Probably the Censor at this stage did not interfere much with his activities, content enough to allow fanciful descriptions of Napoleonic strategy to go to the outer world. But, in my experience, facts, if one ascertained something independently, were not treated kindly.

"Why not?" I asked the Censor vexedly about one message he had stopped. "It is true."

"Yes, that is the trouble," he said—the nearest approach to a joke I ever got out of a Bulgarian, for they are a sober, God-fearing, and humour-fearing race.

The idea of the Bulgarian Censorship in regard to the privileges and duties of the war correspondent was further illustrated to me on another occasion, when a harmless map of a past phase of the campaign was stopped.

"Then what am I to send?" I asked.

"There are the bulletins," he said.

"Yes, the bulletins which are just your bald official account of week-old happenings which are sent to every news-agency in Europe before we see them!"

"But you are a war correspondent. You can add to them in your own language."

Remembering that conversation, I suspect that at first the Bulgarian Censorship did not object to fairy tales passing over the wires, though the way was blocked for exact observation. An enterprising story-maker had not very serious difficulties at the outset. Afterwards there was a change, and even the writer of fairy stories had to work outside the range of the Censor.
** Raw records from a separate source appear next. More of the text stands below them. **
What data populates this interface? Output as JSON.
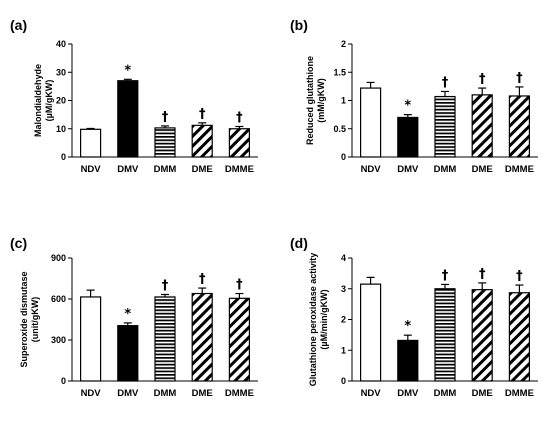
{
  "chart_data": [
    {
      "type": "bar",
      "panel_label": "(a)",
      "ylabel_line1": "Malondialdehyde",
      "ylabel_line2": "(µM/gKW)",
      "categories": [
        "NDV",
        "DMV",
        "DMM",
        "DME",
        "DMME"
      ],
      "values": [
        9.8,
        27.0,
        10.3,
        11.2,
        10.0
      ],
      "errors": [
        0.3,
        0.5,
        0.7,
        0.9,
        0.8
      ],
      "fills": [
        "white",
        "black",
        "hstripe",
        "diag",
        "diag"
      ],
      "markers": [
        "",
        "*",
        "†",
        "†",
        "†"
      ],
      "ylim": [
        0,
        40
      ],
      "yticks": [
        "0",
        "10",
        "20",
        "30",
        "40"
      ]
    },
    {
      "type": "bar",
      "panel_label": "(b)",
      "ylabel_line1": "Reduced glutathione",
      "ylabel_line2": "(mM/gKW)",
      "categories": [
        "NDV",
        "DMV",
        "DMM",
        "DME",
        "DMME"
      ],
      "values": [
        1.22,
        0.7,
        1.07,
        1.1,
        1.08
      ],
      "errors": [
        0.1,
        0.05,
        0.09,
        0.12,
        0.16
      ],
      "fills": [
        "white",
        "black",
        "hstripe",
        "diag",
        "diag"
      ],
      "markers": [
        "",
        "*",
        "†",
        "†",
        "†"
      ],
      "ylim": [
        0,
        2
      ],
      "yticks": [
        "0",
        "0.5",
        "1",
        "1.5",
        "2"
      ]
    },
    {
      "type": "bar",
      "panel_label": "(c)",
      "ylabel_line1": "Superoxide dismutase",
      "ylabel_line2": "(unit/gKW)",
      "categories": [
        "NDV",
        "DMV",
        "DMM",
        "DME",
        "DMME"
      ],
      "values": [
        615,
        405,
        615,
        640,
        605
      ],
      "errors": [
        50,
        20,
        18,
        40,
        35
      ],
      "fills": [
        "white",
        "black",
        "hstripe",
        "diag",
        "diag"
      ],
      "markers": [
        "",
        "*",
        "†",
        "†",
        "†"
      ],
      "ylim": [
        0,
        900
      ],
      "yticks": [
        "0",
        "300",
        "600",
        "900"
      ]
    },
    {
      "type": "bar",
      "panel_label": "(d)",
      "ylabel_line1": "Glutathione peroxidase activity",
      "ylabel_line2": "(µM/min/gKW)",
      "categories": [
        "NDV",
        "DMV",
        "DMM",
        "DME",
        "DMME"
      ],
      "values": [
        3.15,
        1.32,
        3.0,
        2.97,
        2.87
      ],
      "errors": [
        0.22,
        0.17,
        0.14,
        0.22,
        0.25
      ],
      "fills": [
        "white",
        "black",
        "hstripe",
        "diag",
        "diag"
      ],
      "markers": [
        "",
        "*",
        "†",
        "†",
        "†"
      ],
      "ylim": [
        0,
        4
      ],
      "yticks": [
        "0",
        "1",
        "2",
        "3",
        "4"
      ]
    }
  ]
}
We were all allowed down to Mustapha Pasha, and considered that that was a big step to the front. "For two days or so," we were told, it would be our duty to wait patiently within the town (the battle-ground around Adrianople was about twelve miles distant). Some waited there two months and saw no real operations. The Censorship at Mustapha Pasha was so strict that all private letters had to be submitted, and if they were in English the English Censor insisted that they should be read to him aloud; and he re-read them, again aloud, to see if he had fully grasped their significance. Then they could go if they contained no military information and did not mention guns, oxen, soldiers, roads, mud, dirt, or other tabooed subjects. An amusing "rag" was tried on the Censor there. A sorely tried correspondent wrote a letter of extreme warmth to an imaginary sweetheart. This began "Ducksie Darling," and continued in the same strain for two pages. He waited until there was a full house—the Censors had no private office, but did their censoring in a large room which was open to all the correspondents—and then submitted his ardent outburst. Other press-men did not see the joke at first, and began to sidle out of the room as, like a stream of warm treacle, the love-letter flowed on. But they came back.